The current moratorium on debt payments from an initiative backed by the Group of 20 major economies to the hardest-pressed nations runs until the end of the year. But there is no clear outline for what happens after that. And the IMF says some of the worst-hit are reluctant to participate out of concern it could hurt their credit ratings and future market access.
Today, the debt crisis has commenced in countries such as Argentina, Ecuador, Lebanon and Zambia, but, like the virus itself, it will spread to many more across all the developing and emerging market regions. We have seen major sovereign blowups on a regional scale before, such as in Latin America in the 1980s and East Asia in the 1990s, but never have we seen one with global breadth that we now face.
Historically, the U.S. Treasury and the U.S. Federal Reserve would take leading roles, alongside private lenders working with the Paris Club of major creditor countries.

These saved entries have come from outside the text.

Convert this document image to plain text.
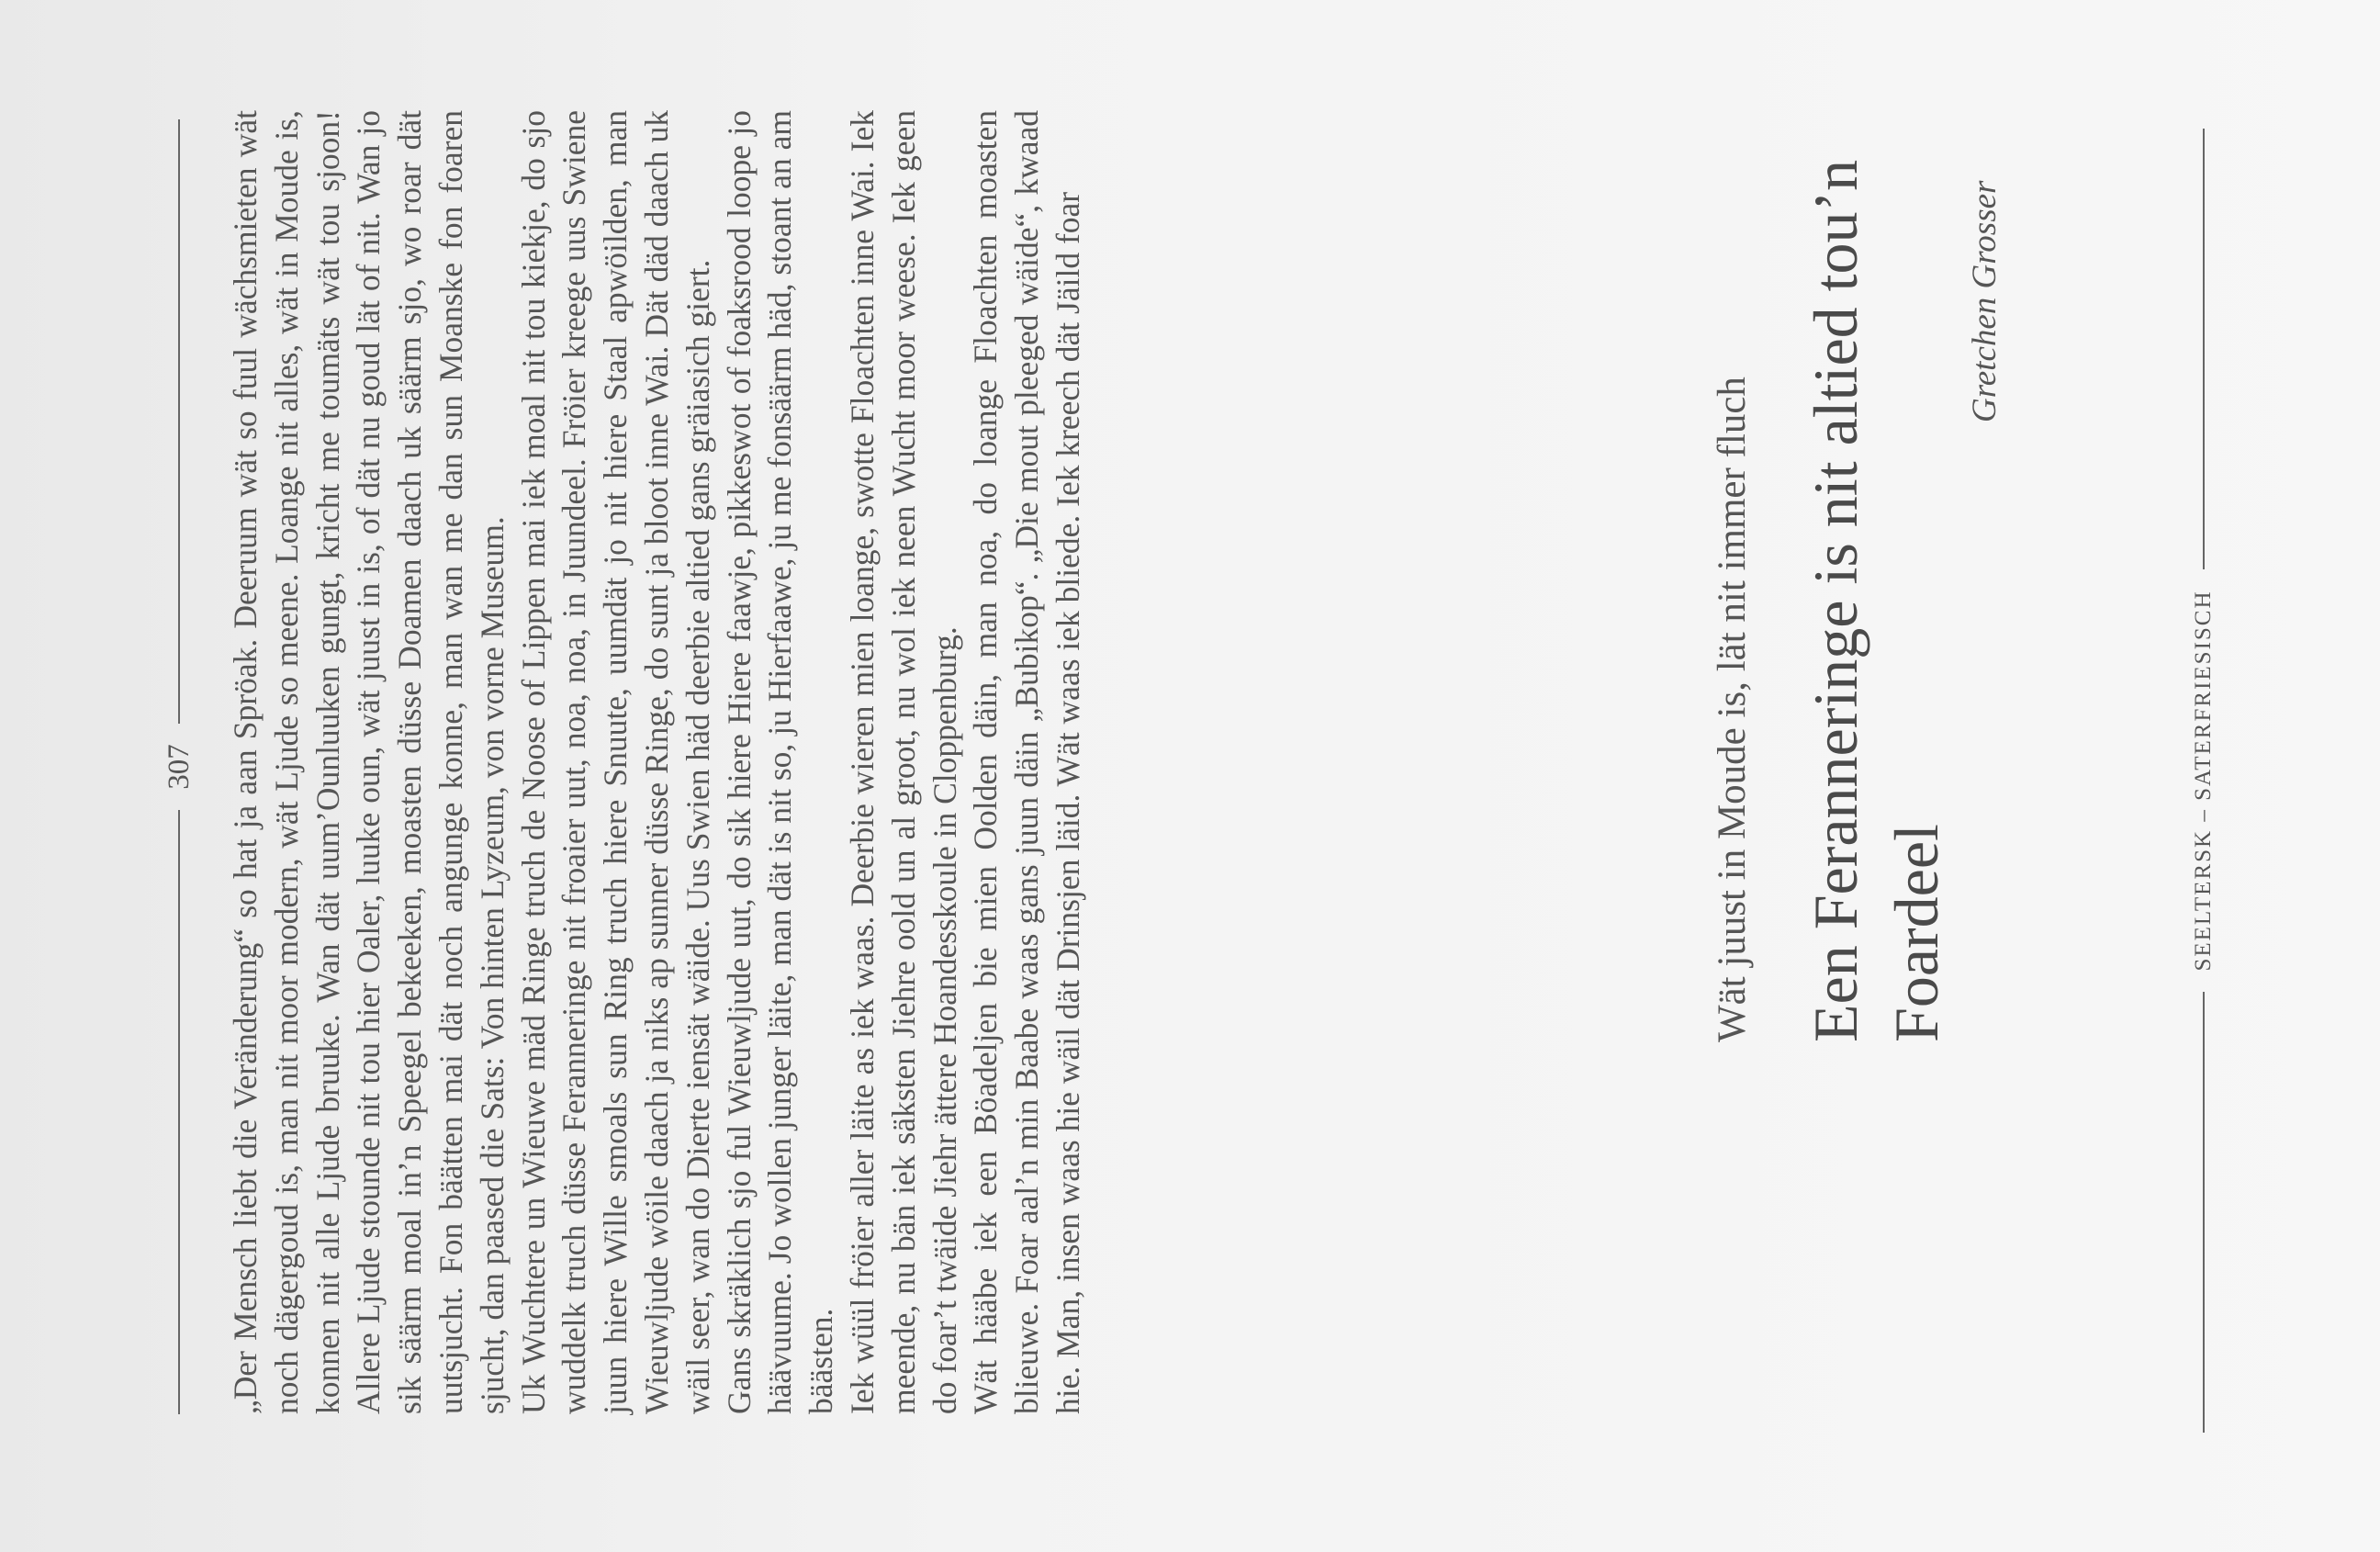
SEELTERSK – SATERFRIESISCH
Gretchen Grosser
Een Feranneringe is nit altied tou’n Foardeel
Wät juust in Moude is, lät nit immer fluch

„Der Mensch liebt die Veränderung“ so hat ja aan Spröak. Deeruum wät so fuul wächsmieten wät noch dägergoud is, man nit moor modern, wät Ljude so meene. Loange nit alles, wät in Moude is, konnen nit alle Ljude bruuke. Wan dät uum’Ounluuken gungt, kricht me toumäts wät tou sjoon! Allere Ljude stounde nit tou hier Oaler, luuke oun, wät juust in is, of dät nu goud lät of nit. Wan jo sik säärm moal in’n Speegel bekeeken, moasten düsse Doamen daach uk säärm sjo, wo roar dät uutsjucht. Fon bäätten mai dät noch angunge konne, man wan me dan sun Moanske fon foaren sjucht, dan paased die Sats: Von hinten Lyzeum, von vorne Museum. Uk Wuchtere un Wieuwe mäd Ringe truch de Noose of Lippen mai iek moal nit tou kiekje, do sjo wuddelk truch düsse Feranneringe nit froaier uut, noa, noa, in Juundeel. Fröier kreege uus Swiene juun hiere Wille smoals sun Ring truch hiere Snuute, uumdät jo nit hiere Staal apwöilden, man Wieuwljude wöile daach ja niks ap sunner düsse Ringe, do sunt ja bloot inne Wai. Dät däd daach uk wäil seer, wan do Dierte iensät wäide. Uus Swien häd deerbie altied gans gräiasich giert. Gans skräklich sjo ful Wieuwljude uut, do sik hiere Hiere faawje, pikkeswot of foaksrood loope jo häävuume. Jo wollen junger läite, man dät is nit so, ju Hierfaawe, ju me fonsäärm häd, stoant an am bäästen. Iek wüül fröier aller läite as iek waas. Deerbie wieren mien loange, swotte Floachten inne Wai. Iek meende, nu bän iek säksten Jiehre oold un al groot, nu wol iek neen Wucht moor weese. Iek geen do foar’t twäide Jiehr ättere Hoandesskoule in Cloppenburg. Wät hääbe iek een Böadeljen bie mien Oolden däin, man noa, do loange Floachten moasten blieuwe. Foar aal’n min Baabe waas gans juun däin „Bubikop“. „Die mout pleeged wäide“, kwaad hie. Man, insen waas hie wäil dät Drinsjen läid. Wät waas iek bliede. Iek kreech dät Jäild foar

307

We worry that this time could be different. Solving debt crises is not a zero-sum game. All sides must give ground to succeed. That method worked in prior debt crises. In 2020 we can advance toward a solution, including the private sector, if Washington plays its full part.
Beijing’s active participation is also required. China is the largest official creditor in the developing world. Across Africa, Asia, and Latin America, roads and infrastructure have been constructed and repaired through the Belt and Road Initiative, estimated by the Kiel Institute for the World Economy to amount to $520 billion in outstanding loans. As a result of this investment surge, resolving the financial and debt crisis demands Chinese engagement.
China signaled a shift in approach at the current National People’s Congress, which runs from May 22 to May 28. The Congress announced a focus on “quality” BRI investments going forward – a small but important recognition that some of the existing investments may be in distress. This could mean China may be willing to engage with other creditors to tackle the looming crisis.
The G20 must work with China to bring it fully into the Paris Club. Part of that process will require the People’s Republic to be more transparent about loans and terms. And it will need to agree to substantial debt forgiveness and debt restructuring. Overall, China’s stance will be key to an effective emerging market debt solution. As Beijing seeks a leadership role globally, taking a flexible constructive role in debt negotiation is in its interest, will pay diplomatic dividends and underscore a growing influence.
Time is of the essence. The debt crisis is gathering speed. Failure of big creditors to come together will do great damage to confidence in the international financial system. IMF expectations for global growth to rebound to 5.8% in 2021 are optimistic, and will look grossly so if poor countries are hampered by borrowings as they try to manage the pandemic.